Across town, Javed Jabbar, one of Pakistan's leading intellectuals and a former minister in three governments, shares the popular indignation over what is viewed here as the hypocrisy inherent in U.S. foreign policy.
"The Iraqi people are punished for supporting Saddam Hussein," he says. "When it suited American foreign policy, he was allowed to repress his own country. But when it threatens U.S. oil interests, he is a bad man."
Like other Pakistanis, Jabbar is worried that U.S. attacks will bring a new flood of refugees. "It is said that Brezhnev and four other men made the decision to invade Afghanistan. Now they're all dead, and hundreds of millions of people are left with this mess. Next to Afghanistan, we are the ones who paid the highest price for the war in Afghanistan. No other country has had to take in millions of refugees and live with guns and the drugs, the environmental devastation. It is said that a nation should have 20 percent of its land forested. We have three percent. The refugees are desperate for firewoodin Ziaret, we had juniper trees 700 years old. They've been cut."
For many here, it is hard to know which is the more cynical move: Pakistan's turning its back on the Taliban government that it created and supported, or the U.S. becoming fast friends with Pakistan, a country that, until September 11, was on the verge of being declared a rogue state.
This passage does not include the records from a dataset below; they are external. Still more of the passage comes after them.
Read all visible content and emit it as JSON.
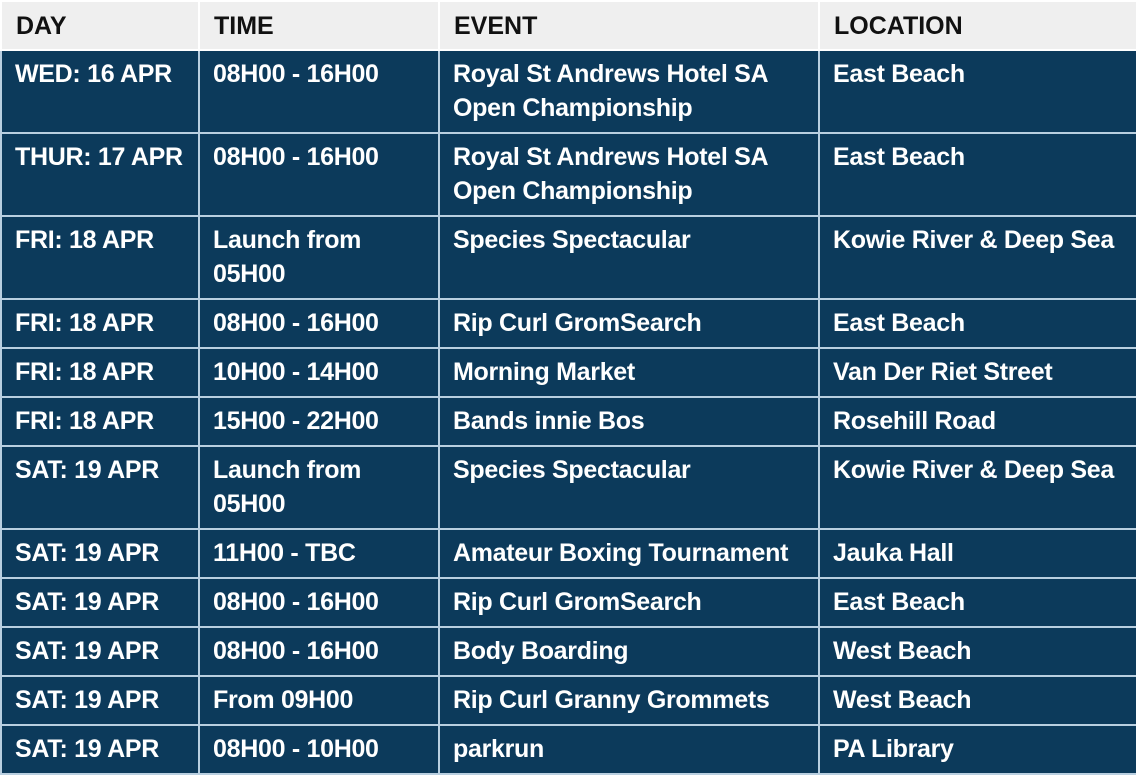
{
  "headers": [
    "DAY",
    "TIME",
    "EVENT",
    "LOCATION"
  ],
  "rows": [
    {
      "day": "WED: 16 APR",
      "time": "08H00 - 16H00",
      "event": "Royal St Andrews Hotel SA Open Championship",
      "location": "East Beach",
      "tall": 1
    },
    {
      "day": "THUR: 17 APR",
      "time": "08H00 - 16H00",
      "event": "Royal St Andrews Hotel SA Open Championship",
      "location": "East Beach",
      "tall": 1
    },
    {
      "day": "FRI: 18 APR",
      "time": "Launch from 05H00",
      "event": "Species Spectacular",
      "location": "Kowie River & Deep Sea",
      "tall": 1
    },
    {
      "day": "FRI: 18 APR",
      "time": "08H00 - 16H00",
      "event": "Rip Curl GromSearch",
      "location": "East Beach",
      "tall": 0
    },
    {
      "day": "FRI: 18 APR",
      "time": "10H00 - 14H00",
      "event": "Morning Market",
      "location": "Van Der Riet Street",
      "tall": 0
    },
    {
      "day": "FRI: 18 APR",
      "time": "15H00 - 22H00",
      "event": "Bands innie Bos",
      "location": "Rosehill Road",
      "tall": 0
    },
    {
      "day": "SAT: 19 APR",
      "time": "Launch from 05H00",
      "event": "Species Spectacular",
      "location": "Kowie River & Deep Sea",
      "tall": 1
    },
    {
      "day": "SAT: 19 APR",
      "time": "11H00 - TBC",
      "event": "Amateur Boxing Tournament",
      "location": "Jauka Hall",
      "tall": 0
    },
    {
      "day": "SAT: 19 APR",
      "time": "08H00 - 16H00",
      "event": "Rip Curl GromSearch",
      "location": "East Beach",
      "tall": 0
    },
    {
      "day": "SAT: 19 APR",
      "time": "08H00 - 16H00",
      "event": "Body Boarding",
      "location": "West Beach",
      "tall": 0
    },
    {
      "day": "SAT: 19 APR",
      "time": "From 09H00",
      "event": "Rip Curl Granny Grommets",
      "location": "West Beach",
      "tall": 0
    },
    {
      "day": "SAT: 19 APR",
      "time": "08H00 - 10H00",
      "event": "parkrun",
      "location": "PA Library",
      "tall": 0
    }
  ]
}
The man at the U.S. Embassy refers to Bin Laden as OBL. He becomes upset when asked about resentment on the street. "In the last two weeks we canceled two sanctions against Pakistan and gave them $100 million. Congress is looking at giving them another $500 million." He has the plaintive, outraged tone of a man who has given a lollipop to an ungrateful child.
Javed Jabbar is not impressed. "America talks about winning the hearts and minds of the people. You don't win the hearts and minds by distributing a little wheat, or by paying people. You are fooling yourselves. You win the hearts and minds by respecting others' cultures and morals and history. One hundred million does not buy hearts and minds. Pay a man and he may not say something for a bit, but he will harbor resentment."